Esta canción era muy significativa para él. ¿Qué hubiese sucedido si él no recordaba esa canción? O, ¿si esta canción nunca hubiese existido? ¿Qué tal si hubiese existido en los tiempos de sus hijas y no en el de él? De todos modos no hubiesen existido pues sin esa canción ella se hubiese ido y él no la tendría como su esposa. Esa canción había salvado vidas.

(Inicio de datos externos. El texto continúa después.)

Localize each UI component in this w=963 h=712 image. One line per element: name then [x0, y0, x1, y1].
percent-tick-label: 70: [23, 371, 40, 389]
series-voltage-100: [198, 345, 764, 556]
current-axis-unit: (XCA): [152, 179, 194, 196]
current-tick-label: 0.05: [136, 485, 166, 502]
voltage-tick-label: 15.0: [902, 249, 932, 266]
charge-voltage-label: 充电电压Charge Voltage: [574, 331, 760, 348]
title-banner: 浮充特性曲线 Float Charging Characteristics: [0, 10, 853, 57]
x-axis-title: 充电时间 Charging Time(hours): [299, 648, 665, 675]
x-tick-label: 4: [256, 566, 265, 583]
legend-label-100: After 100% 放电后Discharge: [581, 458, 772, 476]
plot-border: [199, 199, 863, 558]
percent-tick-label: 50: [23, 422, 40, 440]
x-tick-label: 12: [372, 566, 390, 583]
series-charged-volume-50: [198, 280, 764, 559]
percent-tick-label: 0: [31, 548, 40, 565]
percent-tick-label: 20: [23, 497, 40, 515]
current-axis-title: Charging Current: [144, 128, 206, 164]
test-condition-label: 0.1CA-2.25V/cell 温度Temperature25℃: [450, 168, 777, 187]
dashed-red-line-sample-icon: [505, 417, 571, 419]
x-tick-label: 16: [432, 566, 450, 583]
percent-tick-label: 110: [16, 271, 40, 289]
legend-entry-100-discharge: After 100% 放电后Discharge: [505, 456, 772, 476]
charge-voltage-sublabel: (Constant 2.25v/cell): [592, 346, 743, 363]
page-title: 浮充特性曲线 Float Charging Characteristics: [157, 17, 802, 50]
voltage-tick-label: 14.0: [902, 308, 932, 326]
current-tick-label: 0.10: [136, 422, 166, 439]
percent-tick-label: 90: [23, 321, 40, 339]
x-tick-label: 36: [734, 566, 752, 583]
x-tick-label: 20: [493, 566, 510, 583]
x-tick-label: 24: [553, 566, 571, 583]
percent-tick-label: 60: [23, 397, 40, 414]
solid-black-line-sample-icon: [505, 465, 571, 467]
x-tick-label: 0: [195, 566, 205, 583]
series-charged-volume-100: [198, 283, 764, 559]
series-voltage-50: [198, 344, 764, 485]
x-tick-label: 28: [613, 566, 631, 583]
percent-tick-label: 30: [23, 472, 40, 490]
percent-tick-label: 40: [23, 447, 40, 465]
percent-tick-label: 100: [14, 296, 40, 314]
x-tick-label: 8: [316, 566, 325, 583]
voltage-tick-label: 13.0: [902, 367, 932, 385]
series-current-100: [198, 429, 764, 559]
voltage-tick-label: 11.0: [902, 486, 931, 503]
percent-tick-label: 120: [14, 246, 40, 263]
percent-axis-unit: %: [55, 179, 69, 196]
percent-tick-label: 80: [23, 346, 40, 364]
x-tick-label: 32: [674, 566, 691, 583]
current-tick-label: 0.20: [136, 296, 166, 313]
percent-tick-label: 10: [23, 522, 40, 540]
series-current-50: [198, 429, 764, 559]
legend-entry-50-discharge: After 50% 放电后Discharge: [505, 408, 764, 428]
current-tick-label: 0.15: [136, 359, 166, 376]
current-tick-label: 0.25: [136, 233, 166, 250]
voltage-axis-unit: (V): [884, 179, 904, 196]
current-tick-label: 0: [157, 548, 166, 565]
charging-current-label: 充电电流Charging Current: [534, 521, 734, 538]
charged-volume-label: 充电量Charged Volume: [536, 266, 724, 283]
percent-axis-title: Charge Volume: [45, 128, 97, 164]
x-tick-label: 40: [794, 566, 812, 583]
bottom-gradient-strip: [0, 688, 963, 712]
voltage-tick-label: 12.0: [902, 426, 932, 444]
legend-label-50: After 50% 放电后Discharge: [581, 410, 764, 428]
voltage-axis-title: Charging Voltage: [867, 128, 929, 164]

Por parte de su hija, esa canción traía recuerdos no muy gratos. Al morir su abuela, ella tendría unos 3 o 4 años. Pero su padre insistió en poner esa canción en todas partes de manera que su madre nunca se sintiese tan desolada. No sabría decir si su padre lo habría logrado pero sí lo logro en ellas. Lo único que recordaba de la muerte de su abuela era esa canción y como él subía el volumen en el carro para apagar los pensamiento tristes de su esposa. Esa canción era muy linda. Le traía ese recuerdo.

La canción siguió sonando a través del parlante. Cuando acabó, su hija hizo un ademán de volverla a poner pero de pronto escucharon varios golpes en la ventana. Era su hija mayor: “No la vuelvan a poner de nuevo,” dijo con un tono grosero. Su esposa se volteó a verlos y sonrió. Todos la recordaban.